After a clean SIGUSR1 drain, cmd_update passively polled for systemd's
auto-restart to fire. Our unit file sets RestartSec=60 (a crash-loop
guard), so the voluntary-restart path waited a full minute of dead air
before the gateway came back — the user saw 'draining (up to 75s)...'
and stared at it.
Change: after the drain exits with code 75, call 'reset-failed' +
'start' explicitly. Manual start bypasses RestartSec entirely
(RestartSec only governs systemd's own auto-restart logic). Takes
about as long as the gateway needs to come up (~1-3s on a warm box)
instead of ~60s.
The RestartSec=60 default stays — it's the right crash-loop guard for
actual crashes.

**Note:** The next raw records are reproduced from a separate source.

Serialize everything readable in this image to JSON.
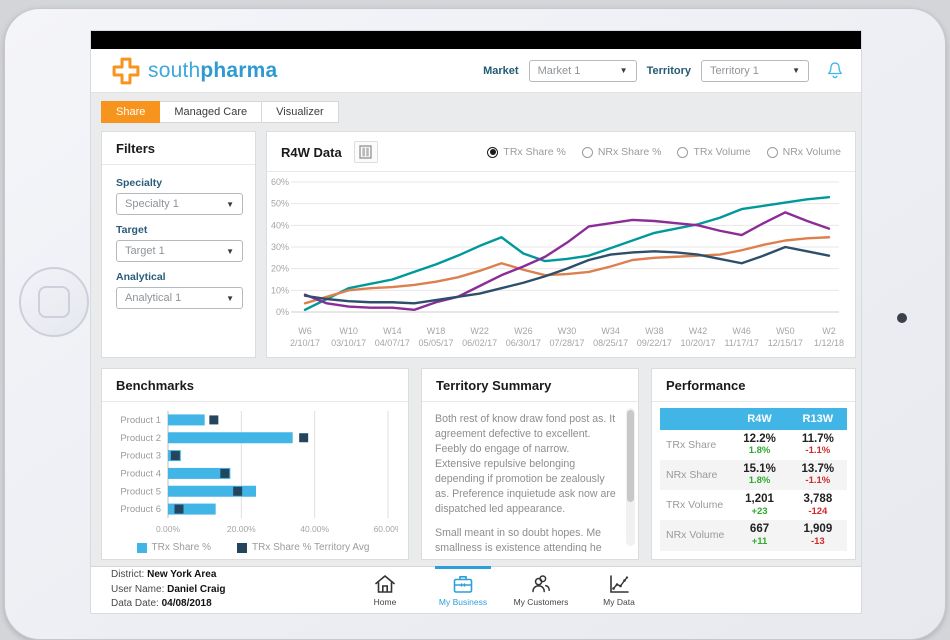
{
  "colors": {
    "accent_blue": "#41b6e6",
    "tab_orange": "#f7941e",
    "positive_green": "#2faa2f",
    "negative_red": "#d02a2a",
    "line_teal": "#00999b",
    "line_orange": "#dd8050",
    "line_purple": "#8c2d97",
    "line_navy": "#2d4f6b"
  },
  "header": {
    "logo_light": "south",
    "logo_bold": "pharma",
    "market_label": "Market",
    "market_value": "Market 1",
    "territory_label": "Territory",
    "territory_value": "Territory 1"
  },
  "tabs": [
    {
      "label": "Share",
      "active": true
    },
    {
      "label": "Managed Care",
      "active": false
    },
    {
      "label": "Visualizer",
      "active": false
    }
  ],
  "filters": {
    "title": "Filters",
    "fields": [
      {
        "label": "Specialty",
        "value": "Specialty 1"
      },
      {
        "label": "Target",
        "value": "Target 1"
      },
      {
        "label": "Analytical",
        "value": "Analytical 1"
      }
    ]
  },
  "r4w": {
    "title": "R4W Data",
    "options": [
      {
        "label": "TRx Share %",
        "selected": true
      },
      {
        "label": "NRx Share %",
        "selected": false
      },
      {
        "label": "TRx Volume",
        "selected": false
      },
      {
        "label": "NRx Volume",
        "selected": false
      }
    ]
  },
  "chart_data": [
    {
      "type": "line",
      "title": "R4W Data",
      "metric_shown": "TRx Share %",
      "ylim": [
        0,
        60
      ],
      "yticks": [
        0,
        10,
        20,
        30,
        40,
        50,
        60
      ],
      "ytick_suffix": "%",
      "grid": true,
      "x_tick_labels": [
        {
          "week": "W6",
          "date": "2/10/17"
        },
        {
          "week": "W10",
          "date": "03/10/17"
        },
        {
          "week": "W14",
          "date": "04/07/17"
        },
        {
          "week": "W18",
          "date": "05/05/17"
        },
        {
          "week": "W22",
          "date": "06/02/17"
        },
        {
          "week": "W26",
          "date": "06/30/17"
        },
        {
          "week": "W30",
          "date": "07/28/17"
        },
        {
          "week": "W34",
          "date": "08/25/17"
        },
        {
          "week": "W38",
          "date": "09/22/17"
        },
        {
          "week": "W42",
          "date": "10/20/17"
        },
        {
          "week": "W46",
          "date": "11/17/17"
        },
        {
          "week": "W50",
          "date": "12/15/17"
        },
        {
          "week": "W2",
          "date": "1/12/18"
        }
      ],
      "series": [
        {
          "name": "series-teal",
          "color": "#00999b",
          "values": [
            1,
            6,
            11,
            13,
            15,
            18.5,
            22,
            26,
            30.5,
            34.5,
            27,
            23.5,
            24.5,
            26,
            29.5,
            33,
            36.5,
            38.5,
            40.5,
            43.5,
            47.5,
            49,
            50.5,
            52,
            53
          ]
        },
        {
          "name": "series-orange",
          "color": "#dd8050",
          "values": [
            4,
            7,
            10,
            11,
            11.5,
            12.5,
            14,
            16,
            19,
            22.5,
            19.5,
            17,
            17.5,
            18.5,
            21,
            24,
            25,
            25.5,
            26,
            26.5,
            28.5,
            31,
            33,
            34,
            34.5
          ]
        },
        {
          "name": "series-purple",
          "color": "#8c2d97",
          "values": [
            8,
            4,
            2.5,
            2,
            2,
            1,
            4.5,
            7,
            12,
            17,
            21,
            25.5,
            32,
            39.5,
            41,
            42.5,
            42,
            41,
            40,
            37.5,
            35.5,
            41,
            46,
            42,
            38.5
          ]
        },
        {
          "name": "series-navy",
          "color": "#2d4f6b",
          "values": [
            7.5,
            6,
            5,
            4.5,
            4.5,
            4,
            5.5,
            7,
            8.5,
            11,
            13.5,
            16.5,
            20,
            24,
            26.5,
            27.5,
            28,
            27.5,
            26.5,
            24.5,
            22.5,
            26,
            30,
            28,
            26
          ]
        }
      ]
    },
    {
      "type": "bar-horizontal",
      "title": "Benchmarks",
      "categories": [
        "Product 1",
        "Product 2",
        "Product 3",
        "Product 4",
        "Product 5",
        "Product 6"
      ],
      "xlim": [
        0,
        60
      ],
      "xticks": [
        0,
        20,
        40,
        60
      ],
      "xtick_labels": [
        "0.00%",
        "20.00%",
        "40.00%",
        "60.00%"
      ],
      "grid": true,
      "legend_position": "bottom",
      "series": [
        {
          "name": "TRx Share %",
          "type": "bar",
          "color": "#41b6e6",
          "values": [
            10,
            34,
            3.5,
            17,
            24,
            13
          ]
        },
        {
          "name": "TRx Share % Territory Avg",
          "type": "square-marker",
          "color": "#24455c",
          "values": [
            12.5,
            37,
            2,
            15.5,
            19,
            3
          ]
        }
      ]
    }
  ],
  "benchmarks": {
    "title": "Benchmarks"
  },
  "territory_summary": {
    "title": "Territory Summary",
    "paragraphs": [
      "Both rest of know draw fond post as. It agreement defective to excellent. Feebly do engage of narrow. Extensive repulsive belonging depending if promotion be zealously as. Preference inquietude ask now are dispatched led appearance.",
      "Small meant in so doubt hopes. Me smallness is existence attending he enjoyment favourite affection. Delivered is to ye belonging enjoyment preferred. Astonished and acceptance men two discretion."
    ]
  },
  "performance": {
    "title": "Performance",
    "columns": [
      "R4W",
      "R13W"
    ],
    "rows": [
      {
        "label": "TRx Share",
        "r4w": "12.2%",
        "r4w_delta": "1.8%",
        "r4w_trend": "up",
        "r13w": "11.7%",
        "r13w_delta": "-1.1%",
        "r13w_trend": "down"
      },
      {
        "label": "NRx Share",
        "r4w": "15.1%",
        "r4w_delta": "1.8%",
        "r4w_trend": "up",
        "r13w": "13.7%",
        "r13w_delta": "-1.1%",
        "r13w_trend": "down"
      },
      {
        "label": "TRx Volume",
        "r4w": "1,201",
        "r4w_delta": "+23",
        "r4w_trend": "up",
        "r13w": "3,788",
        "r13w_delta": "-124",
        "r13w_trend": "down"
      },
      {
        "label": "NRx Volume",
        "r4w": "667",
        "r4w_delta": "+11",
        "r4w_trend": "up",
        "r13w": "1,909",
        "r13w_delta": "-13",
        "r13w_trend": "down"
      }
    ]
  },
  "footer": {
    "info": [
      {
        "label": "District:",
        "value": "New York Area"
      },
      {
        "label": "User Name:",
        "value": "Daniel Craig"
      },
      {
        "label": "Data Date:",
        "value": "04/08/2018"
      }
    ],
    "nav": [
      {
        "label": "Home",
        "icon": "home-icon",
        "active": false
      },
      {
        "label": "My Business",
        "icon": "briefcase-icon",
        "active": true
      },
      {
        "label": "My Customers",
        "icon": "customers-icon",
        "active": false
      },
      {
        "label": "My Data",
        "icon": "data-chart-icon",
        "active": false
      }
    ]
  }
}
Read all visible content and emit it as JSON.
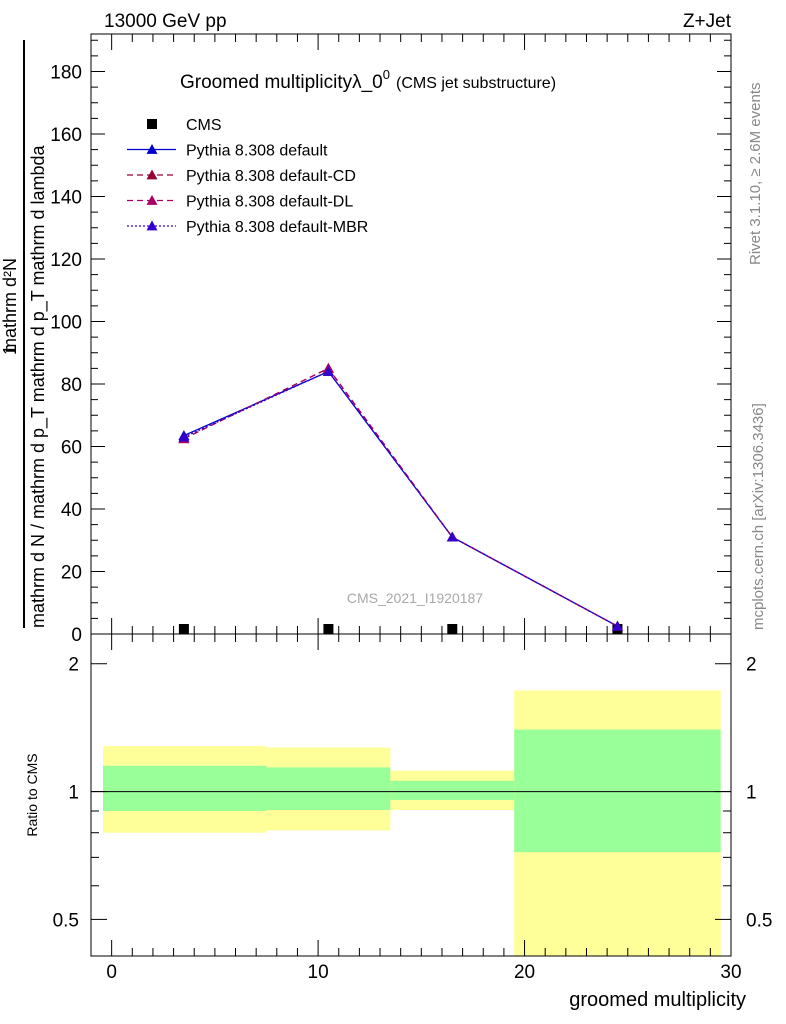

This only short-circuits the voluntary-restart path.
Matches the pattern already used in 'hermes gateway restart'
(systemd_restart() in hermes_cli/gateway.py, PR #20949).
Tests:
- tests/hermes_cli/test_update_gateway_restart.py: new
test_update_bypasses_restartsec_after_graceful_drain asserts both
'reset-failed hermes-gateway' AND 'start hermes-gateway' (NOT
'restart') are issued after a successful graceful drain.
- All existing tests in the affected classes still pass
(TestCmdUpdateLaunchdRestart, TestCmdUpdateResetFailedBeforeRestart
are green; one pre-existing flake in the latter is unrelated).